Late adolescence is the time period that encompasses children of the age of 14 through 18, and it is the time where children are learning to become adults. Children of this age group "may increasingly conceptualize knowledge as an integrated body of ideas (rather than a collection of discrete facts) that continues to evolve over time, and they may begin to discover that how people think about information affects their ability to learn it" (McDevitt & Ormrod, 2004, p. 418). During this time children have a large knowledge base to refer to in order to think and feel. They have had many life experiences that affect their emotions and thoughts. At this age children also "realize that other people are not always aware of why they act as they do" (McDevitt & Ormrod, 2004, p. 418). At this point the thought, social, and moral processes of a child are extremely complex.
The social and emotional development of middle childhood children and infants are similar but extremely different as well. Infants are directly responsive to the emotions of others, and "by 3 months, infants imitate the happy, sad, and angry faces their mothers make" " (McDevitt & Ormrod, 2004, p. 376). Infants are increasingly aware of emotions and how they cause reactions from the people around them as well.
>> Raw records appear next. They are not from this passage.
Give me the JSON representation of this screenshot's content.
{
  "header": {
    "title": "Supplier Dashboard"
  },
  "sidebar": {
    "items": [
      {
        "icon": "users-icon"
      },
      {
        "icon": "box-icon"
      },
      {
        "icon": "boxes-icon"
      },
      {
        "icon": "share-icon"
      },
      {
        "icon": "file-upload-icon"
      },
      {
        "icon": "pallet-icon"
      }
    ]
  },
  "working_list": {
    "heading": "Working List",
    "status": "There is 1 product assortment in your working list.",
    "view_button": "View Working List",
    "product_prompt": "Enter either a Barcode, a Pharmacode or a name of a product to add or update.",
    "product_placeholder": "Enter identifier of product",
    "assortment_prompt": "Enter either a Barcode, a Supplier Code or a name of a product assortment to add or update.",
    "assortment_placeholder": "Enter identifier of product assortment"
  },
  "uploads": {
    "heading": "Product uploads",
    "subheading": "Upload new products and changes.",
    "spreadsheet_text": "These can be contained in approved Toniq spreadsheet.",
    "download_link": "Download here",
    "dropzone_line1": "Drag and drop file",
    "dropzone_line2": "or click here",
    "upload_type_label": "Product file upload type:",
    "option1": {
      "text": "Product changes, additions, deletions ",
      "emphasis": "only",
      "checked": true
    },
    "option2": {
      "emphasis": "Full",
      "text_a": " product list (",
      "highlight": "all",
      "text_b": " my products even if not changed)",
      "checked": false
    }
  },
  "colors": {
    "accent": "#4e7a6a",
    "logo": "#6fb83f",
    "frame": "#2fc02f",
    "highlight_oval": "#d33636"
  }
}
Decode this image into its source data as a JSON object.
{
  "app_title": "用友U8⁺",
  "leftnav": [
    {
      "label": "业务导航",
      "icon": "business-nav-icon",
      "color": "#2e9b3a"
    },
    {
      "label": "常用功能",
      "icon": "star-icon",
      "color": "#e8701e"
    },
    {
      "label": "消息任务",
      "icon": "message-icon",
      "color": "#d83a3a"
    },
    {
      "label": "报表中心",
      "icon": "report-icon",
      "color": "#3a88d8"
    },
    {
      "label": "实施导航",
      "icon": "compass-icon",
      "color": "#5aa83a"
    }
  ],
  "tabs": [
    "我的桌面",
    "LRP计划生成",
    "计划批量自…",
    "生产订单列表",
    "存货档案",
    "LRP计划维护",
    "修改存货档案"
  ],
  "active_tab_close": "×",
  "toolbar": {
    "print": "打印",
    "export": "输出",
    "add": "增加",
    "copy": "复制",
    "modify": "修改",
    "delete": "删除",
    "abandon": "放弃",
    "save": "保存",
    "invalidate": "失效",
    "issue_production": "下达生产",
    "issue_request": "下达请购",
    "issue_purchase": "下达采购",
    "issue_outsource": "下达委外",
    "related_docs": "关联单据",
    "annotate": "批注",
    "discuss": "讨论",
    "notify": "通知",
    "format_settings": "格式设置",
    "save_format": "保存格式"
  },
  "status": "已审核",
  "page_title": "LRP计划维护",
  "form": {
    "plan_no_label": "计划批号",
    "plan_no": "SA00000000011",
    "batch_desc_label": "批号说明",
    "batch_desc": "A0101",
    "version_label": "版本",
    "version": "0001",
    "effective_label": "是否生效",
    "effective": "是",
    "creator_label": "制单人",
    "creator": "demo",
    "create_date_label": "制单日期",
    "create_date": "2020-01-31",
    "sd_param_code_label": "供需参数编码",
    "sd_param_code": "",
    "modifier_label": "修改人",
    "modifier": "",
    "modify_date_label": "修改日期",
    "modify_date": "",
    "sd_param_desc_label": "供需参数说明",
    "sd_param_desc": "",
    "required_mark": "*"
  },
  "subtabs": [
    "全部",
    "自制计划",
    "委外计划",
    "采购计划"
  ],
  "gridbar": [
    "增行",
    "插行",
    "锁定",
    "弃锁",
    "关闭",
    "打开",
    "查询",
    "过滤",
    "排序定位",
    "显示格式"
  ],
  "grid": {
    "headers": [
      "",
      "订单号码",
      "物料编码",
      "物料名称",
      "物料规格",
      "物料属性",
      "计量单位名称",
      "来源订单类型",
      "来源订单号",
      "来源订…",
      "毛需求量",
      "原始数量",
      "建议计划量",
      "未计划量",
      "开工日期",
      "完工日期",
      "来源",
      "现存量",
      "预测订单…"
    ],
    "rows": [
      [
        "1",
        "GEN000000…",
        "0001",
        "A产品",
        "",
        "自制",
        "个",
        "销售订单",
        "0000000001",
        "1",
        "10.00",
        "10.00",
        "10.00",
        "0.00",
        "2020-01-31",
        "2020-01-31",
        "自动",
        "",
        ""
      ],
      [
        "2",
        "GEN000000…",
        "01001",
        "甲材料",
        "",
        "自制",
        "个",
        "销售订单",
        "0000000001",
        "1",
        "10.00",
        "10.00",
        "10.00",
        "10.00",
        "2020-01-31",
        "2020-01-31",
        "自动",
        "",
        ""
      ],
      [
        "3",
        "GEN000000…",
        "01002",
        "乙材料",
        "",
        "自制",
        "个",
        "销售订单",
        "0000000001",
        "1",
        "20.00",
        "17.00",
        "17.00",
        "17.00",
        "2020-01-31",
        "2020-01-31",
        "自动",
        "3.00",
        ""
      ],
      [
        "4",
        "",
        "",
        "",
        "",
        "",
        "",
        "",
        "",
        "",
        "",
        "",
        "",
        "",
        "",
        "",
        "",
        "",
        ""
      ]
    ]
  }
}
During middle childhood children are capable of seeing themselves in more complicated terms. Children of the middle childhood age range "develop a generally positive-or negative-sense of their worth as human beings: They believe either that they are good, capable individuals or that they are somehow inept and unworthy" (McDevitt & Ormrod, 2004, p. 396). While infants are aware of their emotions and how they affect their situations; middle childhood children are concerned with how other's points of view affect their own self esteem. Both of these age groups are important, and should be taken into consideration when teaching children.
It is amazing how a child grows and develops. From as early as infancy children are aware of the world around them; they are aware of emotion and intentions. As children get older their thoughts and emotions become more complex, and they are able to understand and analyze the emotions of others as well. It is important as a teacher to be aware of all of these developments in order to fully understand and reach the students.